Well site restoration to mark milestone near Comanche
A milestone is about to be reached in Stephens County.
The Oklahoma Energy Resources Board (OERB) cleans up and restores abandoned and orphaned oil and gas well sites across the state and soon will complete its 16,000th restoration south and east of Comanche.
According to Steve Sowers, the OERB's environmental director, the site on land owned by Gladys Davis probably dates back to the drilling of an oil well in the 1930s or 1940s. Back in those days and for some time afterward, he explained, when producers opted to plug a well and leave it they often left behind concrete rubble and other refuse and land generally in rough condition. Erosion then would set in and make things worse over a period of years or even decades.
The OERB uses money contributed by companies in the oil and natural gas industry to carry out cleanup work. To date, in Stephens County alone a total of 592 sites have been restored at a cost of $3.9 million. There have been 33 sites restored in Comanche County at a cost of around $153,000.
Work typically includes hauling away debris and then "blending and contouring" the land to restore it to pasture or even to accommodate a stock pond.
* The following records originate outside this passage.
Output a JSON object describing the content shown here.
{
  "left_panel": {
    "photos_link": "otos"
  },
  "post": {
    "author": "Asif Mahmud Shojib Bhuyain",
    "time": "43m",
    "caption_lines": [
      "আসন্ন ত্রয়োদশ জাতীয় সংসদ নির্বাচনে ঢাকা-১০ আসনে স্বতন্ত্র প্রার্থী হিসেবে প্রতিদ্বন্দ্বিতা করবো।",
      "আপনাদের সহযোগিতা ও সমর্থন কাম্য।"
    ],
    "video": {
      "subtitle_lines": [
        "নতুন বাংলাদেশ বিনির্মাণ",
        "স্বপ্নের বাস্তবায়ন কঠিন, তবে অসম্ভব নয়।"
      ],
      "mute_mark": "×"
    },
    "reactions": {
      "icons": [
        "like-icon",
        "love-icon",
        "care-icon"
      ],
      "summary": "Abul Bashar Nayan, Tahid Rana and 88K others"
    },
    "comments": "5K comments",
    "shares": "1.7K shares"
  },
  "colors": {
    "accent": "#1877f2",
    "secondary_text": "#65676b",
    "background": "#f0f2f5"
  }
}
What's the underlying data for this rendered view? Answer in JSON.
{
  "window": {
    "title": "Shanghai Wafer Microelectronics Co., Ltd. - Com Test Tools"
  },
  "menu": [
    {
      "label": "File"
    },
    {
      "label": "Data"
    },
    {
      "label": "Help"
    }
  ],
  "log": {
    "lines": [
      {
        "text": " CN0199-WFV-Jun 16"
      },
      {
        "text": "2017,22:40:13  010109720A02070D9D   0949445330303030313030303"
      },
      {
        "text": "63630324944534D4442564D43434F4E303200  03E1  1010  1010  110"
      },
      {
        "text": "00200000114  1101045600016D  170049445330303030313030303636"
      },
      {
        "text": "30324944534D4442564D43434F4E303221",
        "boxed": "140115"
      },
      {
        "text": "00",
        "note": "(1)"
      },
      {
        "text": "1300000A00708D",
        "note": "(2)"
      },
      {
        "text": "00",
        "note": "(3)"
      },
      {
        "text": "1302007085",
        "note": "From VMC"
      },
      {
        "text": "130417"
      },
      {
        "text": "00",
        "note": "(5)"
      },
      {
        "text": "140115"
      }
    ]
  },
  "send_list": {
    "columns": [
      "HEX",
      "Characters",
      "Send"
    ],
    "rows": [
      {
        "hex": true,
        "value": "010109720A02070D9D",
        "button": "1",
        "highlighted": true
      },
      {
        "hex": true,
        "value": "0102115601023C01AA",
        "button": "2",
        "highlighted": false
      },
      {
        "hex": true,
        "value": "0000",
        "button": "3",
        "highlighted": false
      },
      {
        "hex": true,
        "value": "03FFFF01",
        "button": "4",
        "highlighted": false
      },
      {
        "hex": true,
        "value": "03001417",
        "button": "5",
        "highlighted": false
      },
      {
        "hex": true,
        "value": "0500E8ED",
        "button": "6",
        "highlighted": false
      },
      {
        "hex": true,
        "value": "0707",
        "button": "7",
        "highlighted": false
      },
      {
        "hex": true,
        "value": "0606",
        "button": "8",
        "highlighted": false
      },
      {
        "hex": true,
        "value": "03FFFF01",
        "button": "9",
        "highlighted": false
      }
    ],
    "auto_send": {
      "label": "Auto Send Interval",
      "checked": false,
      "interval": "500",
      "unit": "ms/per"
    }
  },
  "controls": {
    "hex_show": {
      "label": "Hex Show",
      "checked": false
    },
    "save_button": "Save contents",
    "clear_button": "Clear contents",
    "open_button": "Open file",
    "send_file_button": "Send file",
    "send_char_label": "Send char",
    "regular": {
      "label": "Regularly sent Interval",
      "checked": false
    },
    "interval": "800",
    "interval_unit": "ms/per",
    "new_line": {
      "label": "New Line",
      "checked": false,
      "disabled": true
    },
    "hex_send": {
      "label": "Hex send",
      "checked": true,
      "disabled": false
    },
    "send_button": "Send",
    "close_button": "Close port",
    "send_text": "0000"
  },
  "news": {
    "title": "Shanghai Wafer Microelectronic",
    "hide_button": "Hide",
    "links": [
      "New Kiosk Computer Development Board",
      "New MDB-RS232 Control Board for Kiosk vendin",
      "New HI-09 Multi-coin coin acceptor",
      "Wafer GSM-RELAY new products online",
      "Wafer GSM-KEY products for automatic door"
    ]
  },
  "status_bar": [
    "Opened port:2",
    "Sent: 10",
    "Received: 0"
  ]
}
Not far from the latest work site in Stephens County just such a pond was put in on land owned by Brent Morgan. He described what used to be there, an old saltwater pit with heavily eroded "raw dirt," as not only "really ugly" but even as a potential hazard to his Angus cattle. He said he was a little doubtful at first when the OERB offered a few years ago to clean the site up and make it useful again at no cost to him. "But it didn't cost me a penny and they did a good job," Morgan said. "Now, it's a lot better for cattle. It gives them fresh water to drink and they're not apt to fall off into the pit."
Morgan said OERB officials even asked him about additional places on his land that they might have missed in their initial assessment, and they ended up cleaning additional locations as well. Typically, a site cleanup might cost in the neighborhood of $5,000, but work on his place took about a $60,000 investment in all by the OERB.